What is the most likely series of states to generate an observed sequence?
How can we learn the values for the HMMs parameters A and B given some data?
1. Probability of Observed Sequence
We have to add up the likelihood of the data x given every possible series of hidden states. This will lead to a complexity of O(|S|)^T. Hence two alternate procedures were introduced to find the probability of an observed sequence.
- Forward Procedure
Calculate the total probability of all the observations (from t_1 ) up to time t.
𝛼_𝑖 (𝑡) = 𝑃(𝑥_1 , 𝑥_2 , … , 𝑥_𝑡, 𝑧_𝑡 = 𝑠_𝑖; 𝐴, 𝐵)
- Backward Procedure
Similarly calculate total probability of all the observations from final time (T) to t.
𝛽_i (t) = P(x_T , x_T-1 , …, x_t+1 , z_t= s_i ; A, B)
Example using forward procedure
S = {hot,cold}
v = {v1=1 ice cream ,v2=2 ice cream,v3=3 ice cream} where V is the Number of ice creams consumed on a day.
Example Sequence = {x1=v2,x2=v3,x3=v1,x4=v2}
Fig.4. Given data as matrices — Image by Author
Fig.5. Generated Finite state machines for HMM — Image by Author
We first need to calculate the prior probabilities (that is, the probability of being hot or cold previous to any actual observation).
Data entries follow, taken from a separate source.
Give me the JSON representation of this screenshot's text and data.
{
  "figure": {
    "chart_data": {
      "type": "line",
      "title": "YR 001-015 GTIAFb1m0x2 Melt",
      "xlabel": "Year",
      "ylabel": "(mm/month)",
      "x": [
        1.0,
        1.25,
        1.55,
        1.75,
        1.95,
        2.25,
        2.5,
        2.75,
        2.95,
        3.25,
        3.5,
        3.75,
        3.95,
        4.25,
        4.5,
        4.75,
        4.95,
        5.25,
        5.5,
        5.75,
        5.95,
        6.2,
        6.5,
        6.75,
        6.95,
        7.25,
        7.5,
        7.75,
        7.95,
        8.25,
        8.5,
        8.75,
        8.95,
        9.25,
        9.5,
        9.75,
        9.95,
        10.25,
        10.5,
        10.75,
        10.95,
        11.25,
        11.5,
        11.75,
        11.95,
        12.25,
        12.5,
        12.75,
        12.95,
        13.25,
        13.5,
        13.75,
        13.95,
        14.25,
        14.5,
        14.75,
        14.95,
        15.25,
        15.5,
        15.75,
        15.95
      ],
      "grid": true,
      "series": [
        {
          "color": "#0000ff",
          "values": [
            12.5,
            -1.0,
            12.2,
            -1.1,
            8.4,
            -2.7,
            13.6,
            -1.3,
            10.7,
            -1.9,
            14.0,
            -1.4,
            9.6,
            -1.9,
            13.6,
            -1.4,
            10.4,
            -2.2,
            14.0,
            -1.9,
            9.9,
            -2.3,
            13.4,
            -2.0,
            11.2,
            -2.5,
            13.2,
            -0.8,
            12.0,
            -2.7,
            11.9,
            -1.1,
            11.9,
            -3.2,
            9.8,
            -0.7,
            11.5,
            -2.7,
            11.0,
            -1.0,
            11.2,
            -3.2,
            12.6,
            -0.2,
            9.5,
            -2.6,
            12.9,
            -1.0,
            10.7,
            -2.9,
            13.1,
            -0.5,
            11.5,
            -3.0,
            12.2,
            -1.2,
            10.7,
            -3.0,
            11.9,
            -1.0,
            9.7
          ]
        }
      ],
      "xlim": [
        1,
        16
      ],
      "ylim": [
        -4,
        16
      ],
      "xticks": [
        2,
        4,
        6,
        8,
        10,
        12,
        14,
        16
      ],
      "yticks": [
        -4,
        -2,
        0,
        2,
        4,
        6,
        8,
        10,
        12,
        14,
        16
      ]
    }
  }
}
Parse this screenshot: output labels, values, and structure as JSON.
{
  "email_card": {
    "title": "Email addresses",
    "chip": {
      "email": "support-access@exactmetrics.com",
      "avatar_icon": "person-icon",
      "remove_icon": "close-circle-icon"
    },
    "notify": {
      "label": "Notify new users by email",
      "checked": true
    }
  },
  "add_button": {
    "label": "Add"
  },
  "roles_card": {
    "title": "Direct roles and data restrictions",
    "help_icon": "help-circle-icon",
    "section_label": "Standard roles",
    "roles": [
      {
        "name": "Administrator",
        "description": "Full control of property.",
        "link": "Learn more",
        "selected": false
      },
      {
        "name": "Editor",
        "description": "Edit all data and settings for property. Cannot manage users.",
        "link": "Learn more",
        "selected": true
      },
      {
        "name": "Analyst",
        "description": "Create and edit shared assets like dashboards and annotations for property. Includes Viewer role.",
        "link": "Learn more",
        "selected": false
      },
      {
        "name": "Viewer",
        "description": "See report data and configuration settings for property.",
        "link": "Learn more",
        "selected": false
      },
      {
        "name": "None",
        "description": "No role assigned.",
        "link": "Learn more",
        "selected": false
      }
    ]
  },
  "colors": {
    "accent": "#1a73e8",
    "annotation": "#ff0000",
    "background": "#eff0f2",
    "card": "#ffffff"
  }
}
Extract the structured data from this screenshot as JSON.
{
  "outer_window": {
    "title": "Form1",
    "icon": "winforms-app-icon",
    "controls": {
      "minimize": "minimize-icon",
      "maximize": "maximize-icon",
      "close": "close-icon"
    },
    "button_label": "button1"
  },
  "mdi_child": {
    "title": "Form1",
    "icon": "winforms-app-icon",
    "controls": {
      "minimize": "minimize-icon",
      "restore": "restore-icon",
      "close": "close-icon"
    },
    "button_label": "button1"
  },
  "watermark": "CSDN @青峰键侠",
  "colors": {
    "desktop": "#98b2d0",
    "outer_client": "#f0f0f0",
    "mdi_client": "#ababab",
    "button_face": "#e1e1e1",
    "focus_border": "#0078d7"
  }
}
This can be obtained from S_0 or π. From Fig.4. S_0 is provided as 0.6 and 0.4 which are the prior probabilities. Then based on Markov and HMM assumptions we follow the steps in figures Fig.6, Fig.7. and Fig.8. below to calculate the probability of a given sequence.
1. For first observed output x1=v2
Fig.6. Step 1 — Image by Author
2. for observed output x2=v3
Fig.7. Step 2 — Image by Author
3. for observed output x3 and x4
Similarly for x3=v1 and x4=v2, we have to simply multiply the paths that lead to v1 and v2.
Fig.8. Step 3 and 4 —Image by Author
2. Maximum likelihood assignment
For a given observed sequence of outputs 𝑥 𝜖 𝑉_𝑇, we intend to find the most likely series of states 𝑧 𝜖 𝑆_𝑇. We can understand this with an example found below.
Fig.9. Data for example 2 — Image by Author
Fig.10. Markov Model as a Finite State Machine from Fig.9. data —Image by Author
The Viterbi algorithm is a dynamic programming algorithm similar to the forward procedure which is often used to find maximum likelihood. Instead of tracking the total probability of generating the observations, it tracks the maximum probability and the corresponding state sequence.
Consider the sequence of emotions : H,H,G,G,G,H for 6 consecutive days. Using the Viterbi algorithm we will find out the more likelihood of the series.
Fig.11. The Viterbi algorithm requires to choose the best path —Image by Author
There will be several paths that will lead to sunny for Saturday and many paths that lead to Rainy Saturday. Here we intend to identify the best path up-to Sunny or Rainy Saturday and multiply with the transition emission probability of Happy (since Saturday makes the person feels Happy).
Let's consider A sunny Saturday. The previous day(Friday) can be sunny or rainy. Then we need to know the best path up-to Friday and then multiply with emission probabilities that lead to grumpy feeling. Iteratively we need to figure out the best path at each day ending up in more likelihood of the series of days.
Fig.12. Step-1 — Image by Author
Fig.13. Step-2 — Image by Author
Fig.14. Iterate the algorithm to choose the best path — Image by Author
The algorithm leaves you with maximum likelihood values and we now can produce the sequence with a maximum likelihood for a given output sequence.
3. Learn the values for the HMMs parameters A and B
Learning in HMMs involves estimating the state transition probabilities A and the output emission probabilities B that make an observed sequence most likely. Expectation-Maximization algorithms are used for this purpose. An algorithm is known as Baum-Welch algorithm, that falls under this category and uses the forward algorithm, is widely used.
The blog comprehensively describes Markov and HMM. The blog is mainly intended to provide an explanation with an example to find the probability of a given sequence and maximum likelihood for HMM which is often questionable in examinations too. Thanks for reading the blog up to this point and hope this helps in preparing for the exams.